Türkiye’nin kadın gücü

Türkiye’nin kadın gücü

Hemen baştan belirtelim, ülkemizin içine sürüklendiği karanlıktan, bir milli devrimle aydınlığa çıkması için gerekli olan insan gücünün, vatandaş becerisinin, aydın bilincinin bir araya toplanmasında kadınlarımızın mücadele azmine öncelikle ihtiyacımız var.
Önümüzdeki görevler, biz kadınların birer öncü olarak ayaklarımızı yere sıkı basmamızı bekliyor. Elbette yaklaşan yerel seçim atmosferinde devrimci bir rüzgâr estirmek ve süreçten güç toplayarak çıkmak ilk hedefimiz olmalıdır.
Siyasetten ekonomiye, sanattan propagandaya kadar bütün alanlardaki güçlü, kararlı, söz sahibi kadınlara büyük çaba, büyük sorumluluk düşüyor. Yerel yönetimlerde yetki ve görev alacak kadınlarımız, Türkiye’nin önündeki zorlu süreç aşılırken, toplumun içinde olacağı zorlu koşulların atlatılmasında sabırlı, dayanıklı, adil ve eşitlikçi yöneticiliğin en güçlü örneklerini ortaya koyacaklardır.
Kadına yönelik şiddeti lafta değil, sorunu ortaya çıkaran toplumsal çarpıklıklarla mücadele ederek bitireceğiz… Ancak, şiddetin türlü biçimleri dur durak bilmeden sahneye çıkarılmakta, toplum bilinci karartılmaktadır. Fazla zaman yok…
Diziler türbanlı kadınların mağduriyetiyle, pavyonda elde zil dönüp duran kadınları bize tartıştırırken, raflardaki artan fiyatları, ABD’nin sınır ötemizden ordumuza yönelttiği saldırıları, Filistin’de akan kanları, işlenen cinayetleri, camilerimize, kiliselerimize saldırıları gündemimizden çıkarıveriyoruz.
Çözüm devrimci irade, örgütlü mücadele içinde devrimci milli bir medya gerektirmektedir. Ulusal Kanal, Ulusal Radyo, Aydınlık gazetemiz bütün gücüyle bu hayasız saldırılara karşı koymaktadır. Yavaş yavaş ısıtılan suda kaynayıp ölecek kurbağa deneyinin toplumumuza uygulandığı görünüyor. Yapay gündemler oluşturuluyor. Ölümler, saldırılar, şehitlerimiz, kadına şiddet zihinlerde uzağa itiliyor, unutturuluyor.
Kanmamalıyız.
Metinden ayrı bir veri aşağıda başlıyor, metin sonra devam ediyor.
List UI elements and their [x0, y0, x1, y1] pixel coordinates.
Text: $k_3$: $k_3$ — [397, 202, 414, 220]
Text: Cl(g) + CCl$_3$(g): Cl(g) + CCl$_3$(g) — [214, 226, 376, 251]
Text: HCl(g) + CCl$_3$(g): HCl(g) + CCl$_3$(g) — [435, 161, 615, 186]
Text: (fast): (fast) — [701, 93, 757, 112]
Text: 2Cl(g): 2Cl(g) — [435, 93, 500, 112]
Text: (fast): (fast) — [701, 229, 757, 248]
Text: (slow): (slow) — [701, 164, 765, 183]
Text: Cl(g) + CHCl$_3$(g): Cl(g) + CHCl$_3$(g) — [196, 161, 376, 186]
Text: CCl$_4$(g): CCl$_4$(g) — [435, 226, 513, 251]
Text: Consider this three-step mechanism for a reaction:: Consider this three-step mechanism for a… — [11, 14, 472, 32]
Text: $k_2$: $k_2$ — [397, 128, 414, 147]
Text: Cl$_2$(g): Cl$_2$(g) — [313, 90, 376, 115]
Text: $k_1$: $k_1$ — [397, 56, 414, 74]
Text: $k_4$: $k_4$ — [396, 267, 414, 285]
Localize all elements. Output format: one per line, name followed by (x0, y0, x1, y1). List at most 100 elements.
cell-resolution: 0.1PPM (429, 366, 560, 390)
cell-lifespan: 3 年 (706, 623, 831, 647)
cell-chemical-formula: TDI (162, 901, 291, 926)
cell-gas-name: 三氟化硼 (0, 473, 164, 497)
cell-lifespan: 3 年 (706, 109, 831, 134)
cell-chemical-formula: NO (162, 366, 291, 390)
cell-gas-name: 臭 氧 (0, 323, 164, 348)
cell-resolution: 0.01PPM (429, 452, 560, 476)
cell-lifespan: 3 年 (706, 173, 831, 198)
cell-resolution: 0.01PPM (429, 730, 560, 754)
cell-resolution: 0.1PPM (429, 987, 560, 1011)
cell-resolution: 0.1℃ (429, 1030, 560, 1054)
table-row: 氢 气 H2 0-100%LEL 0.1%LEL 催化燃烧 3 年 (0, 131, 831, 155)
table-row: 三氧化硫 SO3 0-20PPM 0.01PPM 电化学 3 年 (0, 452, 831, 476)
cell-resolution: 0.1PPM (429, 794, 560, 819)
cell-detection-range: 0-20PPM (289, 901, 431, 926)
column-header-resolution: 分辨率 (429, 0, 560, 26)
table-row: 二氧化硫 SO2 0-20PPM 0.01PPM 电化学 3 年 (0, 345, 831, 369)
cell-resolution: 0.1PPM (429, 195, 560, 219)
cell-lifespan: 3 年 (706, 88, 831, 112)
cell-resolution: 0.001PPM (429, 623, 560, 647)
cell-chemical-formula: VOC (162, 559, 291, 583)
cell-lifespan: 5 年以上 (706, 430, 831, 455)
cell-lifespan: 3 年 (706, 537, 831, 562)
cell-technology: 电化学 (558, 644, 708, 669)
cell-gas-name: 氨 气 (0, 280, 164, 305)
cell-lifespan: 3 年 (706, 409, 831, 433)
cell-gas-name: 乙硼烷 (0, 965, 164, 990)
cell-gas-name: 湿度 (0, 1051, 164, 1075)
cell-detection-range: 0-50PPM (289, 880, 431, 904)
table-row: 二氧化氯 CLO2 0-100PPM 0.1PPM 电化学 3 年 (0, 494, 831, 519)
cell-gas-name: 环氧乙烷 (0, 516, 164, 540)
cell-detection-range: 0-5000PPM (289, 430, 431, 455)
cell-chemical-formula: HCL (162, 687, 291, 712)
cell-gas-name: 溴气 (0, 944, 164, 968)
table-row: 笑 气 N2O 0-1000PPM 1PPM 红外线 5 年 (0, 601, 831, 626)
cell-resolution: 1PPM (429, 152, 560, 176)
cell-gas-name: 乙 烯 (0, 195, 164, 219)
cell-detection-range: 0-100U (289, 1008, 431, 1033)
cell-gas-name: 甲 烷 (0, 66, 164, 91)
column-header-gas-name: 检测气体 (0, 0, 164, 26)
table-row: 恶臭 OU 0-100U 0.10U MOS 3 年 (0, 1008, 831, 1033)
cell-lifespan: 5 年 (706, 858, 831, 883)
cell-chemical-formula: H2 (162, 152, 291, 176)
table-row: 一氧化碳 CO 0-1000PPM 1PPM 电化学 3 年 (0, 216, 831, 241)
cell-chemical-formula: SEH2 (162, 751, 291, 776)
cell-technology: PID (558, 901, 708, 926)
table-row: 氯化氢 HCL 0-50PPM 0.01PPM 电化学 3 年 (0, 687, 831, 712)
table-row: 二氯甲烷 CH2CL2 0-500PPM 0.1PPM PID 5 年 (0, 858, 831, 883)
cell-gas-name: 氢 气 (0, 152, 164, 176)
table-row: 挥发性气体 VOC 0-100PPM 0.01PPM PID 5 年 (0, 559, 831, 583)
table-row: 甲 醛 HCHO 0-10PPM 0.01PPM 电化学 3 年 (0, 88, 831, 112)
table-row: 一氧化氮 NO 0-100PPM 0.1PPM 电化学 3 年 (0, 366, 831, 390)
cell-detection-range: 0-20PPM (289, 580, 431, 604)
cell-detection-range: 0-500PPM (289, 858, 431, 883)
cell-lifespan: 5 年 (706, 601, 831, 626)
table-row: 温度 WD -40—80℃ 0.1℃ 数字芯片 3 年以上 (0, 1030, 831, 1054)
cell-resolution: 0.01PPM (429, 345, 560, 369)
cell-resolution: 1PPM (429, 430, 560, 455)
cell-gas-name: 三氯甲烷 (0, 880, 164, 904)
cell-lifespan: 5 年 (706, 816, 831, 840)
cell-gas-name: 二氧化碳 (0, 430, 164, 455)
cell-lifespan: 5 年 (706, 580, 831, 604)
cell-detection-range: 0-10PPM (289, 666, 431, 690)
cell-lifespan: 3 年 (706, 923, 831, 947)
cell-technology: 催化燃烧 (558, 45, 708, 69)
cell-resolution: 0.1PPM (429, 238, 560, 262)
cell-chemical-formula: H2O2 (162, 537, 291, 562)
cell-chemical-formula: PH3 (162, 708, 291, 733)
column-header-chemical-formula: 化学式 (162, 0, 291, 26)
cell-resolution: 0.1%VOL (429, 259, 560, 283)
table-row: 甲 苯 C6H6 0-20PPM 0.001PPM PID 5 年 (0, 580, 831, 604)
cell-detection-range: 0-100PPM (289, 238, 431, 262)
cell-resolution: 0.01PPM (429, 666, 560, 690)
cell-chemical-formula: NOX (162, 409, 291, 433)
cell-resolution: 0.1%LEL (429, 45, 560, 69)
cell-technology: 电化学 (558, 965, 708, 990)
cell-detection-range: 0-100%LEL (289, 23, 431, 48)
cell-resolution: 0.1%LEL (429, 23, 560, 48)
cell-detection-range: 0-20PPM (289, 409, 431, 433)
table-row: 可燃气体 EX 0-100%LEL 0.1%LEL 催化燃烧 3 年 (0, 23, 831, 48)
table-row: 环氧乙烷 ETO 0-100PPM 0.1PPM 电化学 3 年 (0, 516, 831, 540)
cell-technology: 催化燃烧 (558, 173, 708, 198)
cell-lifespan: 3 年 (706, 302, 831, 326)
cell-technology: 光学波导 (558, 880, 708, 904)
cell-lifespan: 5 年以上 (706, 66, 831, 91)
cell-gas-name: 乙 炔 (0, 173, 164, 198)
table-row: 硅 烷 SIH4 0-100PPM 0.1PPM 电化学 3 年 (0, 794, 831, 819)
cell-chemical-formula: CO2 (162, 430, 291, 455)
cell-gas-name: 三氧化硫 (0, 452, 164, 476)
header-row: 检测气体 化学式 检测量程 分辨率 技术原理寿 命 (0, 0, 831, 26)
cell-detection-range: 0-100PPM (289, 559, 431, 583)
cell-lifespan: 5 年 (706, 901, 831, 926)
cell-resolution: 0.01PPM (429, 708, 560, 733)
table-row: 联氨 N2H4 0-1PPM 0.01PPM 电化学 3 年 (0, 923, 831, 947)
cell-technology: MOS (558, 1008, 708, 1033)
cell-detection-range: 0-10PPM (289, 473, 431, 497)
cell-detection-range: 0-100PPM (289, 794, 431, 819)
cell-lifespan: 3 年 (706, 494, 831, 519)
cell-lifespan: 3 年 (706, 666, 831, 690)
Biz kadınlar, milletimizin vicdanıyız. Analar, eşler, nineler, kız kardeşler, halalar, teyzeler, kuzenler, nişanlılar, sevgililer, arkadaşlar olarak mutluluklarımızı birleştirerek büyütmek üzere ellerimizi kavuşturmalı ve güçlerimizi yan yana getirmeliyiz.
Yaşanacak başka bir hayatımız, ülkemiz yok. Bugün ve şimdi, Türk Milletine umut olmak, kendi mutluluğumuzun da kaynağıdır artık. Birliğin ve dirliğin devrimine doğru yol alıyoruz.
Cumhurbaşkanlık yönetiminin, “Türkiye’nin Kadın Gücü” başlığıyla ortaya attığı sorunların çözümünde hükümet yetkileri ellerindedir. İktidar çevrelerinden, kurumlarından kendi saltanatlarını sürdürücü adımları değil, Türkiye’nin Kadın Gücünü yükseltecek, özgürleştirecek adımları atmalarını bekliyoruz.
Yüreklerimizi, bilincimizi Cumhuriyet Devrimciliğinin tarihi güneşiyle ısıtıyoruz. Yol kısa ya da uzundur. Bu bizim azmimize bağlıdır. Vatanımızı ve milletimizi yoklardan, yokluklardan, olmazlardan, esaretten ve her türlü gizli açık saldırılardan kurtarma yolundan yürüyeceğiz. Bunun için gerekli olan Kadın Gücüne fazlasıyla sahibiz. Yeter ki kararlı, özverili ve örgütlü olalım. Aşamayacağımız engel yoktur. Aşarız!